材 強い木の住まいを支える「強い木」

近代建築史家であり建築家でもある藤森照信氏が、とあるところで戒めています。それは「ひいきの引き倒し」。藤森氏がこのことを指摘しているのは「木造びいき」に関してでした。木造を賞賛するあまり、根拠をよく確認せずに何でもかんでも褒めそやす・・そういう態度が結局は木造そのものを駄目にするのだ、という風にも述べていたようです。
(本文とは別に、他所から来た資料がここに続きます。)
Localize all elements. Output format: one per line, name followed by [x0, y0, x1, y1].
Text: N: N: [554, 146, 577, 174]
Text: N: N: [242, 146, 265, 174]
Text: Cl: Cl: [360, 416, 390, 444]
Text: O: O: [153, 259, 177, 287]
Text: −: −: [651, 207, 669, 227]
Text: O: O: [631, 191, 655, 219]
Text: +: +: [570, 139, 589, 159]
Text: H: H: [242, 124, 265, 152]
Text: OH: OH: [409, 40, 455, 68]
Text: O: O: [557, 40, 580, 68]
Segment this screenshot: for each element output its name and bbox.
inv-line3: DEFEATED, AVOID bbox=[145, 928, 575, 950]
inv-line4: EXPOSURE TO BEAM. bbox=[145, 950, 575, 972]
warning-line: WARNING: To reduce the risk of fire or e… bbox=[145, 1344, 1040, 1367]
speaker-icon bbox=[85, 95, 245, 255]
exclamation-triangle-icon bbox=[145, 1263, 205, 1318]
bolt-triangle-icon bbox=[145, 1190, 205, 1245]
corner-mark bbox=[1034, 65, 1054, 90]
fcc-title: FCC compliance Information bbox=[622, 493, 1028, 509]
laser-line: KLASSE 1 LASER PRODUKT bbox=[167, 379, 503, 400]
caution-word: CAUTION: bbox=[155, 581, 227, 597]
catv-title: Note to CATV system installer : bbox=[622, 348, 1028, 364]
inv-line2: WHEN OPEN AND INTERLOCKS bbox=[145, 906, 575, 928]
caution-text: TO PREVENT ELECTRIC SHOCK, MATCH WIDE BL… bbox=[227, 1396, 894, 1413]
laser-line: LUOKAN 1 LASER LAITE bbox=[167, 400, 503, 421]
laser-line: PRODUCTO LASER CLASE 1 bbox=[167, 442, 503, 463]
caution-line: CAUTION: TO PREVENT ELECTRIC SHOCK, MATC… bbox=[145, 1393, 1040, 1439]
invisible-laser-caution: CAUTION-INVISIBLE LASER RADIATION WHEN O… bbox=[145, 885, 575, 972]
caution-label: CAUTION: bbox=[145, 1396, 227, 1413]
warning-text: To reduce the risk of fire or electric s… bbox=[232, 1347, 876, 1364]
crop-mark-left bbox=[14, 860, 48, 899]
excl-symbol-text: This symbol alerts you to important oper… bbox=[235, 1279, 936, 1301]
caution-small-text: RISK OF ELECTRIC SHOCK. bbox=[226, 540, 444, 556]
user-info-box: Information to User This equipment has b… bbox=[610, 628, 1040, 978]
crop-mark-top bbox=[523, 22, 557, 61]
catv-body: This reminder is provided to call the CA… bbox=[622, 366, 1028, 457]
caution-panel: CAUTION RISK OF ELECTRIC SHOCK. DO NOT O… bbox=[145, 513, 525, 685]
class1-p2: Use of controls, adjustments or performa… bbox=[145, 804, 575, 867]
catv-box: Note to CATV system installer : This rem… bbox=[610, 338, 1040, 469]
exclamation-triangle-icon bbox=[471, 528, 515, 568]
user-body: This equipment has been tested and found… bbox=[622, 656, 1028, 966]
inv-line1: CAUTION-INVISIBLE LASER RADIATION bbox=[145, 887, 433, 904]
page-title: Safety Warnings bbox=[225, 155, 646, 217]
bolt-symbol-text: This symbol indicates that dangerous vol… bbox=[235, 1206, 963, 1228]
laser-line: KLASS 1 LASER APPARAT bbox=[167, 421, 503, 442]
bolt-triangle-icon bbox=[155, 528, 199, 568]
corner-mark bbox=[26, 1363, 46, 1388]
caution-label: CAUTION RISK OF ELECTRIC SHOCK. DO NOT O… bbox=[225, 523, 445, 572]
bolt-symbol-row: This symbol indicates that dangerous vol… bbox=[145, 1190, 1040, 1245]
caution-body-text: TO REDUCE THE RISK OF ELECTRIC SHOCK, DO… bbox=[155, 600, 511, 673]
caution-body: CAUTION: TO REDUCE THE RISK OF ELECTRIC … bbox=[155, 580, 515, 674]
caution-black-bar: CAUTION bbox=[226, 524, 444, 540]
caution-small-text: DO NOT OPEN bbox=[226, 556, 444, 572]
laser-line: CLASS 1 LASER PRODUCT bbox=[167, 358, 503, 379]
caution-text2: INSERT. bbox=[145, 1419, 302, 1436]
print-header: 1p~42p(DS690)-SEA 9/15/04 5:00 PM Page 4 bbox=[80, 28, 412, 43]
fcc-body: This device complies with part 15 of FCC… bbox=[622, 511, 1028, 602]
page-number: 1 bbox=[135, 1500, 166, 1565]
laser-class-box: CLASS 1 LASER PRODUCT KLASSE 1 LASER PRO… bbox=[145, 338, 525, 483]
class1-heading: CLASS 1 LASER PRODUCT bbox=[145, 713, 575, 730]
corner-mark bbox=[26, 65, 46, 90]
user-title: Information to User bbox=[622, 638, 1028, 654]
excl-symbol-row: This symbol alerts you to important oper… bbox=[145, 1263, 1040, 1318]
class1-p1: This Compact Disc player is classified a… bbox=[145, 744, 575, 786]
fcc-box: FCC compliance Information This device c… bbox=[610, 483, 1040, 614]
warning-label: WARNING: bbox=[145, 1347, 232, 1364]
同様のことは坂本功慶応大教授も、著書「木造建築を見直す(岩波新書)」の中で指摘しています。「五重塔は耐震的にできているが、それは関わった大工が意図的にそうしたのだ(古代の大工技能はたいしたものだ)」というよく言われている説に対し、教授は、結果として五重塔は確かに耐震的であるがそれは決して意図したものではないだろう、と柔らかく断定しておられます。

木住協は、大工技能者がつくる木造と徳島すぎを始めとする県産材の利用促進を図るため、ことあるごとにそれらの良さ・魅力をPRしています。しかし、そこに行き過ぎはないか、客観性を欠いているところはないか、藤森、坂本両氏の指摘するような事態は生じていないか、私たちは自らを検証する姿勢を常に持ち続けなければなりません。

木住協、そして本県の林業・木材業界は、県産材の代表である徳島すぎの強さについては常に客観的な姿勢を貫いてきました。徳島すぎのライバルはヒノキ、ベイマツなどですが、「徳島すぎも強さでは負けてはいない、変わらないんだ」などと声高に叫んだりはせず、地道に実験・試験・研究を重ねてきました。その始まりである木住協発足以前の昭和50年代半ばから、一貫してそのスタンスは変えていません。 実験や研究などの、ほぼ四半世紀に亘る活動の成果は数多く、それぞれに重要で貴重なものです。そのうちの強度・構造に関する代表的な事項の概略を以下に列挙します。

□従来の見方を覆す徳島すぎの強さを実験で確認

昭和56年から3カ年国立林業試験場で実施した徳島すぎの実物大強度試験で得られた結果です。それまで建築基準法施行令においてスギの強度は低いものとされていましたが、この実験の結果、同法施行令の規定値以上であることが判明したのです。

□県内流域ごとに徳島すぎ梁材の強度を実験で確認

昭和61年度に導入した実物大強度試験機を用い、県森林林業研究所が県内各流域ごとに徳島すぎ梁材の強度実験を実施していきました。流域ごとのデータを集積し、徳島すぎの利用促進に役立てるためです。

□グレーディングマシーンを導入し木材強度を計測できる体制を実現

平成11年に木材強度の非破壊検査方法のためのグレーディングマシーン(木材を打撃したときの振動を利用して材の曲げ強度が推定できる器械)を県森林林業研究所と県木連が導入し、その実用化を図りました。この結果、徳島すぎにはE70からE90の占める割合が高いという従来の評価を確認できました。

□「徳島すぎスパン表」等の刊行により徳島すぎの科学的な横架材利用を促進

徳島すぎを構造材、特に梁・桁材に使用するとき、どういう大きさ(断面)にすればいいか、を小冊子にまとめました。 この後、残された課題であった接合部仕様の実験を重ね、得られた結果を既刊冊子の内容と一体化したかたち(合本)で作成しました。 いずれも設計事務所及び工務店等に広く配布し、経験則に基づいて行われることからとかく曖昧と批判的に言われていたスギ構造材の設計を、合理的・科学的なものに改めることに成功し、徳島すぎの積極的利用を推し進めました。

歴史的に本県は「ヒノキ第一主義」でした。特に吉野川流域はその傾向が強く、徳島すぎには、弱い・柔らかい、よって化粧材、また、構造材にも余り相応しくない、との評価が下されがちでした。これを打破するために多くの関係者が以上のように地道に努力し続け、大きな成果を上げつつあります。 最大の成果は、関係業界からの信頼ですが、それは徳島すぎ関係者が確かめられた強さと科学的根拠に基づく使い方を大事にした結果だと結論付けられるでしょう。